Les Arcanes de la Maison Fleury 1, chronique d'une maison close affriolante

Publié le 05/05/2021

Les hommes qui n'aimaient pas les femmes

Après avoir exploré plusieurs facette des pouvoirs de la féminité dans le très polisson Sous le paradis, Gabriele Di Caro développe plus généreusement son art avec Les Arcanes de la Maison Fleury, chronique d'une maison close affriolante où les pratiques des clients ne sont vraiment pas ce qu'il y a de plus inquiétant.

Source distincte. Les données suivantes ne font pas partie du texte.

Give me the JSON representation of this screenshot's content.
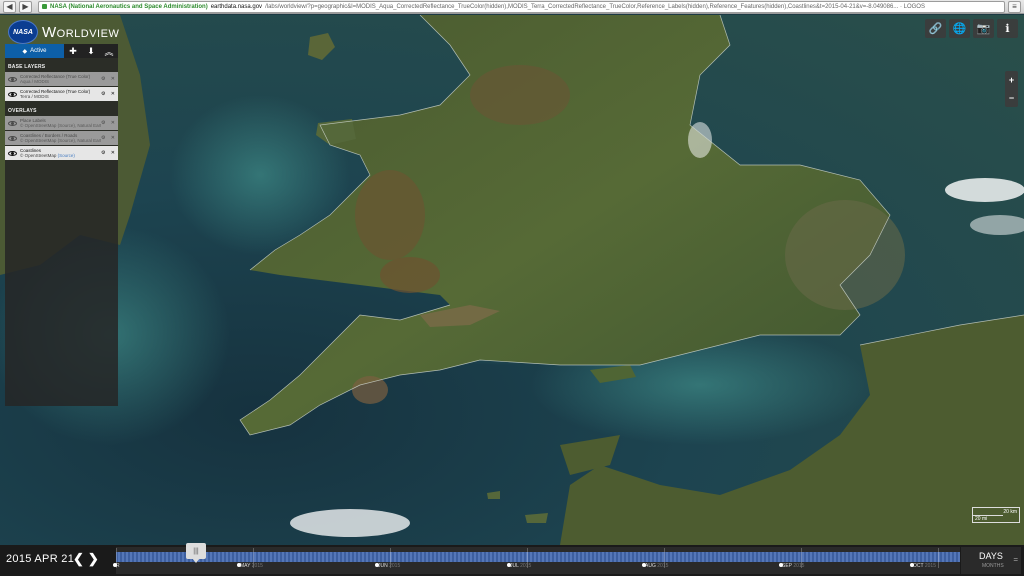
{
  "browser": {
    "back": "◀",
    "forward": "▶",
    "ev_label": "NASA (National Aeronautics and Space Administration)",
    "host": "earthdata.nasa.gov",
    "path": "/labs/worldview/?p=geographic&l=MODIS_Aqua_CorrectedReflectance_TrueColor(hidden),MODIS_Terra_CorrectedReflectance_TrueColor,Reference_Labels(hidden),Reference_Features(hidden),Coastlines&t=2015-04-21&v=-8.049086... · LOGOS"
  },
  "app": {
    "logo_text": "NASA",
    "title": "Worldview"
  },
  "panel": {
    "active_tab": "Active",
    "base_header": "BASE LAYERS",
    "overlays_header": "OVERLAYS",
    "base_layers": [
      {
        "name": "Corrected Reflectance (True Color)",
        "source": "Aqua / MODIS",
        "visible": false
      },
      {
        "name": "Corrected Reflectance (True Color)",
        "source": "Terra / MODIS",
        "visible": true
      }
    ],
    "overlays": [
      {
        "name": "Place Labels",
        "source": "© OpenStreetMap (Source), Natural Earth",
        "visible": false
      },
      {
        "name": "Coastlines / Borders / Roads",
        "source": "© OpenStreetMap (Source), Natural Earth",
        "visible": false
      },
      {
        "name": "Coastlines",
        "source": "© OpenStreetMap",
        "link": "(Source)",
        "visible": true
      }
    ]
  },
  "toolbar": {
    "icons": [
      "link-icon",
      "globe-icon",
      "camera-icon",
      "info-icon"
    ],
    "zoom_in": "+",
    "zoom_out": "−"
  },
  "scale": {
    "top": "20 km",
    "bottom": "20 mi"
  },
  "timeline": {
    "date": "2015 APR 21",
    "prev": "❮",
    "next": "❯",
    "handle": "|||",
    "months": [
      {
        "label": "MAY",
        "year": "2015"
      },
      {
        "label": "JUN",
        "year": "2015"
      },
      {
        "label": "JUL",
        "year": "2015"
      },
      {
        "label": "AUG",
        "year": "2015"
      },
      {
        "label": "SEP",
        "year": "2015"
      },
      {
        "label": "OCT",
        "year": "2015"
      }
    ],
    "left_fragment": "R",
    "unit": "DAYS",
    "unit_sub": "MONTHS",
    "menu": "="
  }
}
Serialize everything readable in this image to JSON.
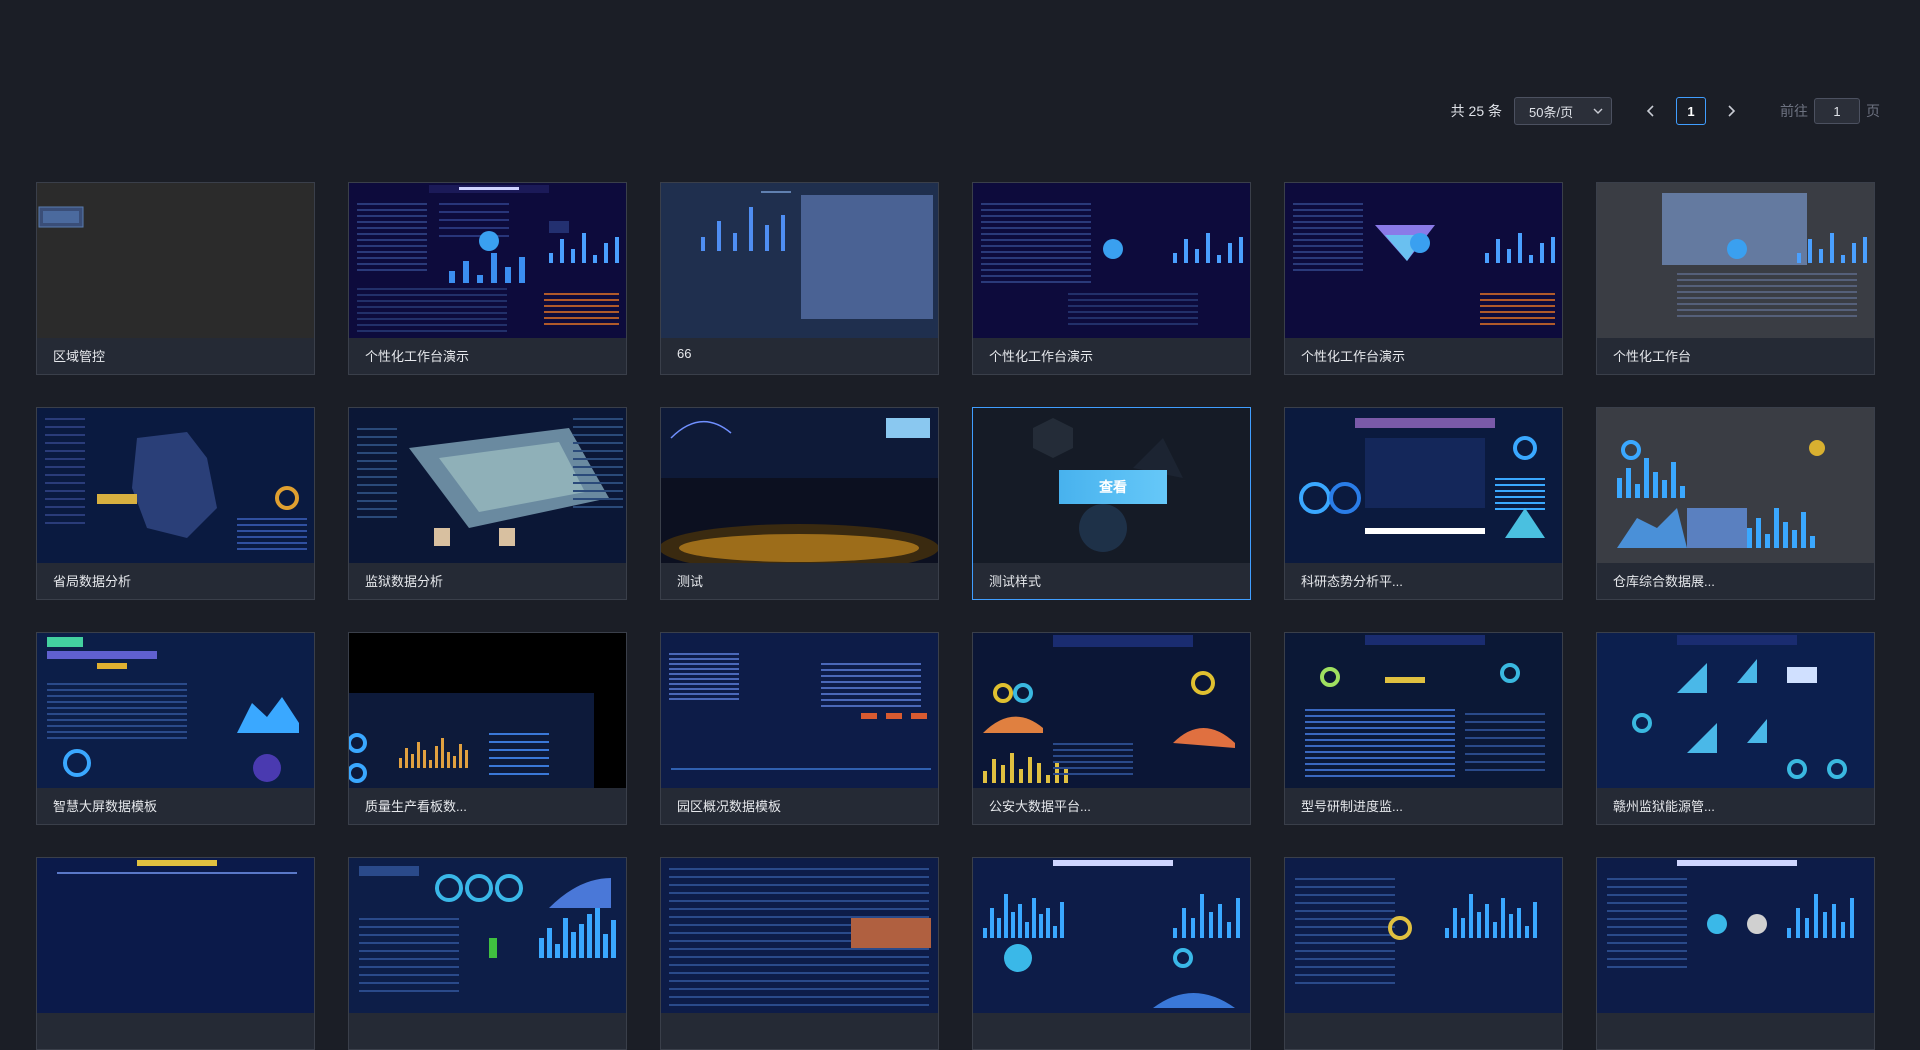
{
  "pagination": {
    "total": "共 25 条",
    "page_size": "50条/页",
    "current_page": "1",
    "goto_label": "前往",
    "goto_value": "1",
    "goto_unit": "页"
  },
  "view_label": "查看",
  "cards": [
    {
      "title": "区域管控"
    },
    {
      "title": "个性化工作台演示"
    },
    {
      "title": "66"
    },
    {
      "title": "个性化工作台演示"
    },
    {
      "title": "个性化工作台演示"
    },
    {
      "title": "个性化工作台"
    },
    {
      "title": "省局数据分析"
    },
    {
      "title": "监狱数据分析"
    },
    {
      "title": "测试"
    },
    {
      "title": "测试样式"
    },
    {
      "title": "科研态势分析平..."
    },
    {
      "title": "仓库综合数据展..."
    },
    {
      "title": "智慧大屏数据模板"
    },
    {
      "title": "质量生产看板数..."
    },
    {
      "title": "园区概况数据模板"
    },
    {
      "title": "公安大数据平台..."
    },
    {
      "title": "型号研制进度监..."
    },
    {
      "title": "赣州监狱能源管..."
    },
    {
      "title": ""
    },
    {
      "title": ""
    },
    {
      "title": ""
    },
    {
      "title": ""
    },
    {
      "title": ""
    },
    {
      "title": ""
    }
  ],
  "colors": {
    "accent": "#409eff",
    "page_bg": "#1b1e26",
    "card_bg": "#252a35",
    "view_button": "#55bcf3"
  }
}
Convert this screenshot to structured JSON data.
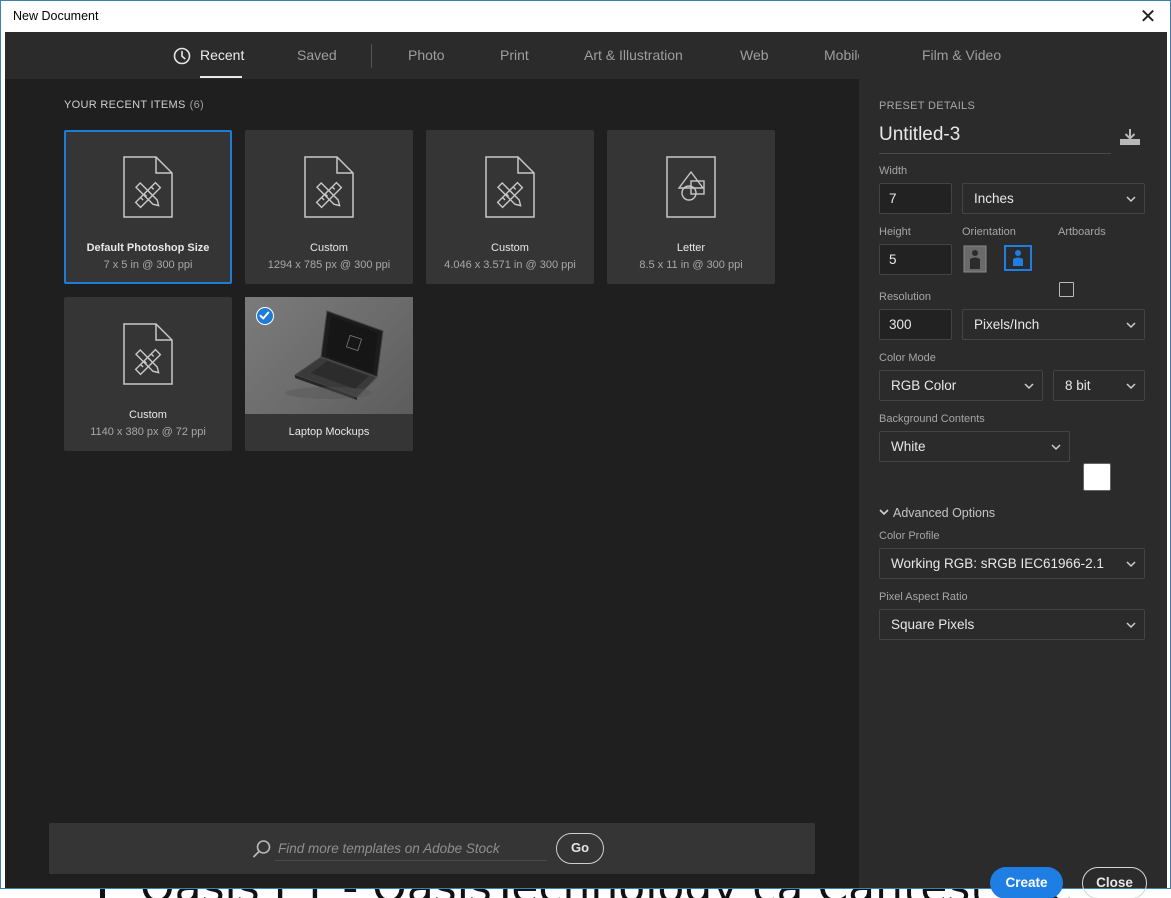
{
  "window": {
    "title": "New Document",
    "close_glyph": "✕"
  },
  "tabs": [
    {
      "label": "Recent",
      "active": true
    },
    {
      "label": "Saved"
    },
    {
      "label": "Photo"
    },
    {
      "label": "Print"
    },
    {
      "label": "Art & Illustration"
    },
    {
      "label": "Web"
    },
    {
      "label": "Mobile"
    },
    {
      "label": "Film & Video"
    }
  ],
  "recent": {
    "title": "YOUR RECENT ITEMS",
    "count": "(6)",
    "items": [
      {
        "name": "Default Photoshop Size",
        "detail": "7 x 5 in @ 300 ppi",
        "icon": "document-ruler-pencil-icon",
        "selected": true
      },
      {
        "name": "Custom",
        "detail": "1294 x 785 px @ 300 ppi",
        "icon": "document-ruler-pencil-icon"
      },
      {
        "name": "Custom",
        "detail": "4.046 x 3.571 in @ 300 ppi",
        "icon": "document-ruler-pencil-icon"
      },
      {
        "name": "Letter",
        "detail": "8.5 x 11 in @ 300 ppi",
        "icon": "document-shapes-icon"
      },
      {
        "name": "Custom",
        "detail": "1140 x 380 px @ 72 ppi",
        "icon": "document-ruler-pencil-icon"
      },
      {
        "name": "Laptop Mockups",
        "detail": "",
        "icon": "laptop-mockup-thumbnail",
        "checked": true
      }
    ]
  },
  "search": {
    "placeholder": "Find more templates on Adobe Stock",
    "go_label": "Go"
  },
  "preset": {
    "header": "PRESET DETAILS",
    "name": "Untitled-3",
    "width_label": "Width",
    "width_value": "7",
    "width_unit": "Inches",
    "height_label": "Height",
    "height_value": "5",
    "orientation_label": "Orientation",
    "artboards_label": "Artboards",
    "resolution_label": "Resolution",
    "resolution_value": "300",
    "resolution_unit": "Pixels/Inch",
    "color_mode_label": "Color Mode",
    "color_mode": "RGB Color",
    "bit_depth": "8 bit",
    "background_label": "Background Contents",
    "background": "White",
    "advanced_label": "Advanced Options",
    "color_profile_label": "Color Profile",
    "color_profile": "Working RGB: sRGB IEC61966-2.1",
    "pixel_aspect_label": "Pixel Aspect Ratio",
    "pixel_aspect": "Square Pixels"
  },
  "actions": {
    "create": "Create",
    "close": "Close"
  },
  "background_doc": {
    "line": "Oasis ET - OasisTechnology ca Cantest Tec",
    "edge_c": "C",
    "edge_e": "e"
  },
  "colors": {
    "accent": "#1e7ee4",
    "selected_border": "#1e7bd8",
    "dialog_bg": "#1f1f1f",
    "panel_bg": "#2b2b2b"
  }
}
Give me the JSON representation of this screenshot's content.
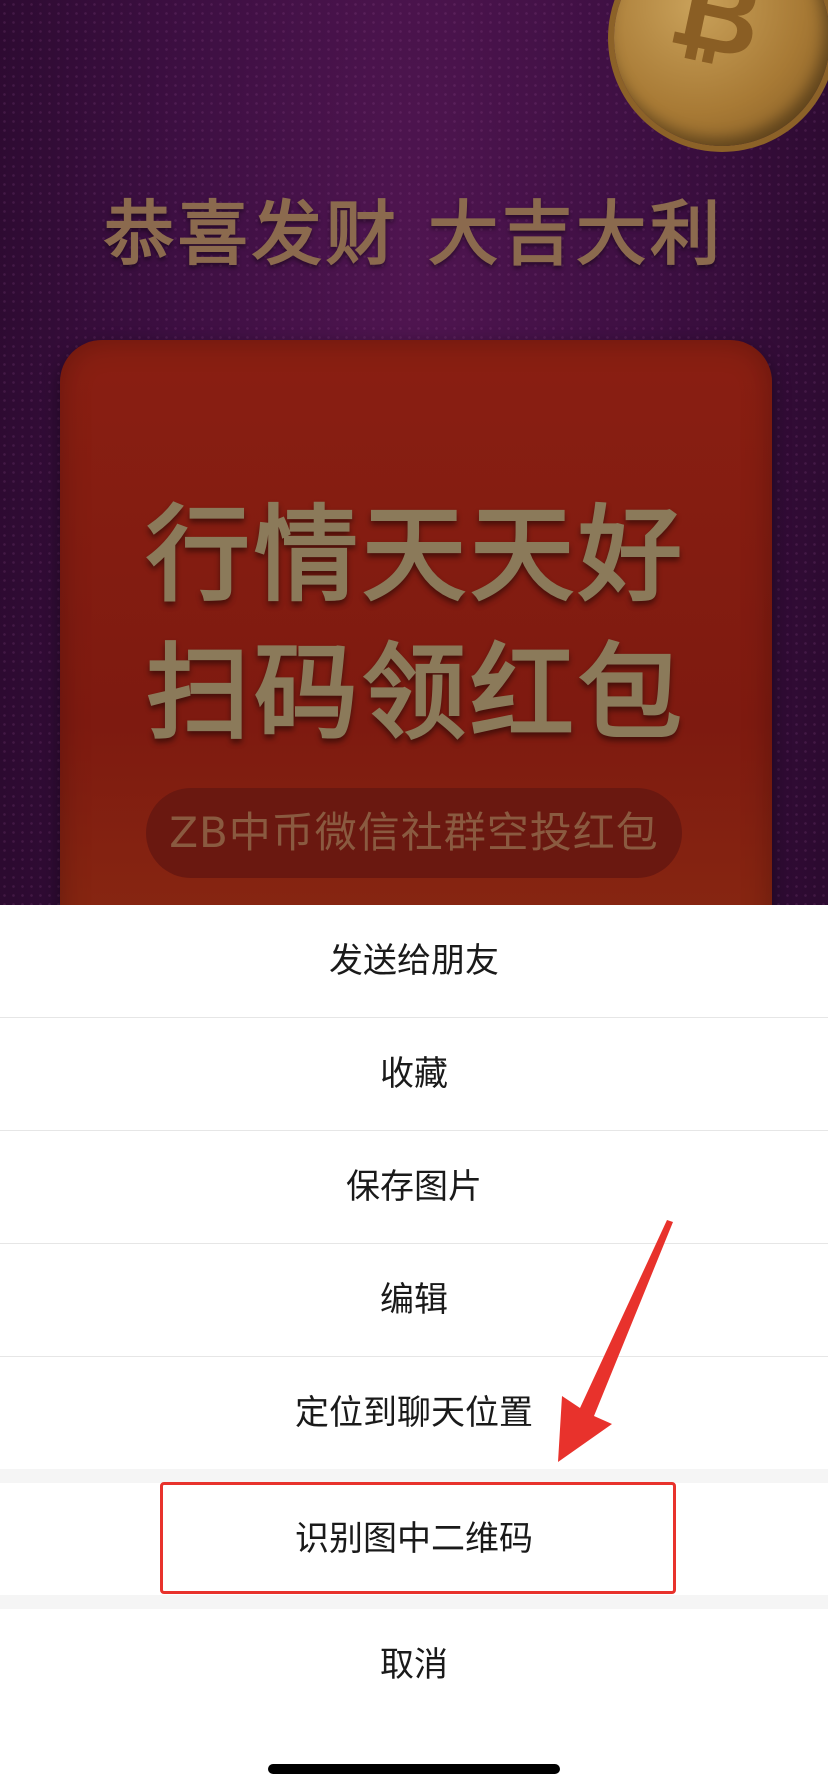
{
  "poster": {
    "headline": "恭喜发财 大吉大利",
    "card_line1": "行情天天好",
    "card_line2": "扫码领红包",
    "pill_text": "ZB中币微信社群空投红包"
  },
  "action_sheet": {
    "items": [
      {
        "label": "发送给朋友"
      },
      {
        "label": "收藏"
      },
      {
        "label": "保存图片"
      },
      {
        "label": "编辑"
      },
      {
        "label": "定位到聊天位置"
      }
    ],
    "qr_label": "识别图中二维码",
    "cancel_label": "取消"
  },
  "colors": {
    "highlight": "#e8322c"
  }
}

D'un album anthologique de dix petites histoires, souvent amusantes, Gabriele Di Caro change vraiment de dimension avec sa nouvelle création, et s'embarque dans un récit au long cours en trois tomes. Ici point de petites comédies sentimentales ou de fables délicieusement érotiques, mais un véritable récit, creusé et assez complexe, qui font se croiser les exactions d'un nouveau serial killer dans le sillon de Jack L'éventreur, l'enquête d'un détective au bout du rouleau, un beau photographe de sujets dénudés, un magicien trop doué pour son bien... Et naturellement les pensionnaires d'un luxueux lupanar, que vient de rejoindre Pearl, demoiselle tout en timidité et en naïveté, qu'a placé pour sa protection un élégant, mais pas forcément bien intentionné, notable. L'auteur développe son récit tranquillement, tissant peu à peu les fils qui relient se beau monde, laissant souvent entendre qu'il y a beaucoup plus à voir que ce qu'on nous montre (et pourtant qu'est-ce qu'on nous montre!) faisant un vrai effort pour donner à sa BD une dimension feuilletonnesque particulièrement réussie, avec ses petits effets de surprises bien sentis. Une lecture très agréable, dotée d'une atmosphère victorienne qui oscille entre le cruel d'un From Hell (quelques détails plus brutaux répondent présent) et une suavité plus proches de la cible initiale visée.

Service tout compris


Car comme Sous le paradis, Les Arcanes de la Maison Fleury T.1  est a réserver à un public averti. A la manière du Casino de Leone Frollo - auquel le trait fin des bouches et les postures, ressemblent beaucoup - Di Caro offre une belle reconstitution des maisons closes d'autrefois, insistant autant sur l'atmosphère feutrée et oitée par une palette de couleurs très douces, que sur les formes de leurs principales stars. Si les scènes de sexes sont évidemment frontales et sans détour, elles sont en définitive beaucoup moins nombreuses que les vrais planches érotiques, venant célébrer les courbes de ces dames. Des femmes ici toujours plantureuses, aux seins opulants et lourds, aux hanches pleines et définitivement féminines, constamment mises en valeurs par des poses mutines ou provocantes, des cadrages carressants et, il faut le dire, des vulves admirablement dessinées (ce qui n'est pas si fréquent). Un vrai amour pour les dames qu'il dessine, et auquel il donne une vraie personnalité, toujours prompte ici à reprendre le pouvoir qu'on leur a ravi. Ce sera apparement le cas avec la sublime Pearl, créature qui découvre ici ses premiers émois en observant les galipettes de ses voisines, et qui pourrait être capable de se faire obéir des hommes par un détour encore mystérieux. Entre sexualité reconquise et alégorie politique, Les Arcanes de la Maison Fleury pourrait s'averer des plus surprenants dans les tomes à venir.